Figure 3: Training success and intervention rates across all tasks, showing consistent improvement and diminishing human intervention as the policy converges.
Robustness and Efficiency Analysis
The episode completion time consistently decreases during training, indicating more efficient policy execution and task proficiency as the agent adapts.








Figure 4: Episode completion times across tasks demonstrating increased efficiency through learning.
State space randomization visualization confirms the agent's generalization across diverse initial conditions.
Figure 5: Visualization of randomized initial state spaces, illustrating the scope of generalization required by robust policies.
Critical Findings and Claims
- Black consistently achieves 100% task success across all evaluated manipulation domains.
- Sample efficiency is substantially improved relative to all prior methods, with reliable performance achieved in under 20 minutes of online data.
- Human-in-the-loop interventions are critical for bootstrapping exploration but are quickly reduced as RL finetuning proceeds.
- Action chunking and value-guided action selection enhance compatibility with pretrained VLA representations and enable high closed-loop responsiveness and precision.
- Prior RL-from-scratch methods (e.g., HIL-SERL) fail to generalize or converge reliably under large initial-state randomization, whereas black is robust across all such regimes.
- Finetuning methods constrained to latent space or prior modes (e.g., DSRL) have limited capacity for acquiring new behaviors; black directly finetunes the VLA in the RL loop.

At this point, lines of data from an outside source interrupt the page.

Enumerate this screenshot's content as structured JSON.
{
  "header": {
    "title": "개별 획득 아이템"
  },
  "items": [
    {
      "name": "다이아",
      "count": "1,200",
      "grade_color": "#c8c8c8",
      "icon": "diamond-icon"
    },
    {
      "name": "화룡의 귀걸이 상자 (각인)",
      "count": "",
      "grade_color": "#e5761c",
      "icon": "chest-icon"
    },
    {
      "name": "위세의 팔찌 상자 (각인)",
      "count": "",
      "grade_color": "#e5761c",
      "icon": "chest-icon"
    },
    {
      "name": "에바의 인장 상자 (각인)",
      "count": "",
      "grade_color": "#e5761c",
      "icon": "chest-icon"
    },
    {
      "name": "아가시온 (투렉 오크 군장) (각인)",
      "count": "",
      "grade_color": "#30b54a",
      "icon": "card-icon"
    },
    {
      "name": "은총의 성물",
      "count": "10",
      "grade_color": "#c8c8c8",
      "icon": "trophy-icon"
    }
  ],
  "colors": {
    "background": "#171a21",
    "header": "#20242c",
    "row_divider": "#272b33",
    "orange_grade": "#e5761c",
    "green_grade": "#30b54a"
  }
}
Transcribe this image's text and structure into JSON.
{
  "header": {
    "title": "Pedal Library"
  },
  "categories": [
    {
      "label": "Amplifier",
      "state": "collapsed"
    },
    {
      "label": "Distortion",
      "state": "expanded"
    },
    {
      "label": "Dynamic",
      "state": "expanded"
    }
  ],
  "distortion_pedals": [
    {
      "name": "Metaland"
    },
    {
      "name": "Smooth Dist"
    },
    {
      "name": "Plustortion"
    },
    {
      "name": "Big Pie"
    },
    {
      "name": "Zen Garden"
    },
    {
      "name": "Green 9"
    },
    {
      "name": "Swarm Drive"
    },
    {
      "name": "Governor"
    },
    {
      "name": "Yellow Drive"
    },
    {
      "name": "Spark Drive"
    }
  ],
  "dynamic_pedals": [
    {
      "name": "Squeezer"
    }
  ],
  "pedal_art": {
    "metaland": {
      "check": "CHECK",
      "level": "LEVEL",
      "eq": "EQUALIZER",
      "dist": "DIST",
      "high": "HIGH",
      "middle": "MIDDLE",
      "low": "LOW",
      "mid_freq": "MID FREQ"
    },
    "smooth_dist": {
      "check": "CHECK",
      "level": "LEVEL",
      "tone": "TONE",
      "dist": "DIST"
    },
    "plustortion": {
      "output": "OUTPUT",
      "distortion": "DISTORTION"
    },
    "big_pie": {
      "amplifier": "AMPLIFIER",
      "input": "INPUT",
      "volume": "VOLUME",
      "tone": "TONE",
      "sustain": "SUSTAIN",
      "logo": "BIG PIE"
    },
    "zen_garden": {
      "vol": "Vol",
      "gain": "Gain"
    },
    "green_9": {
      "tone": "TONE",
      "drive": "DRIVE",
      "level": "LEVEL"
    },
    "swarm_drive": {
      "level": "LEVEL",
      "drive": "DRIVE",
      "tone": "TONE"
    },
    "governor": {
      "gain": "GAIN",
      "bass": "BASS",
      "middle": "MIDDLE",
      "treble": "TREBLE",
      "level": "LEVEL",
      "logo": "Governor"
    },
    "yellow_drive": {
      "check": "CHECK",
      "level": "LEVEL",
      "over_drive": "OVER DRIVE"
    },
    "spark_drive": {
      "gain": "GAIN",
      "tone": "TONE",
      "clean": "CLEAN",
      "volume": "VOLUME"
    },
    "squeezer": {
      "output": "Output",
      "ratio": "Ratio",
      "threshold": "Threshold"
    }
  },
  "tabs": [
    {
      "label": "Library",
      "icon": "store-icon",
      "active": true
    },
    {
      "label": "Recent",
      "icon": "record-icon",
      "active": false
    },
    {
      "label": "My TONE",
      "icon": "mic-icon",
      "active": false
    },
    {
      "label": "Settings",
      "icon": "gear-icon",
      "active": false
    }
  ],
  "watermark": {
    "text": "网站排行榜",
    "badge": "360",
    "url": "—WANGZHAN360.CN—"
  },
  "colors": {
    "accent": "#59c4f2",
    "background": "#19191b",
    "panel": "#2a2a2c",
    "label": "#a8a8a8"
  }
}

Implications for AI and Robotics
The results demonstrate that RL finetuning of pretrained VLA models is not only feasible but broadly beneficial, overcoming both sample efficiency and reliability bottlenecks. The system's open-source implementation and generality across manipulation types suggest broad applicability for future robotic deployment. The architectural separation between actor and learner provides a scalable template for integrating large, expressive models with real-world interaction.
Future Directions
Several practical limitations remain, including manual environment resets and computational overhead from large-scale VLAs during high-frequency interaction. Automating environment resets and developing more computationally efficient inference and update strategies for VLAs are natural future directions. Extending the approach to multi-agent settings, continuously evolving task suites, and lifelong learning would further leverage the strengths of RL-adapted VLAs.
Conclusion
The paper establishes a new paradigm for sample-efficient, reliable RL finetuning of VLAs in robotics, offering formal algorithmic innovations and strong empirical validation across real-world manipulation challenges. The methodological contributions—temporal action chunking, edit-policy RL, human-in-the-loop corrections, and efficient system architecture—collectively position black as an effective framework for deploying generalist robotic policies with practical reliability and efficiency.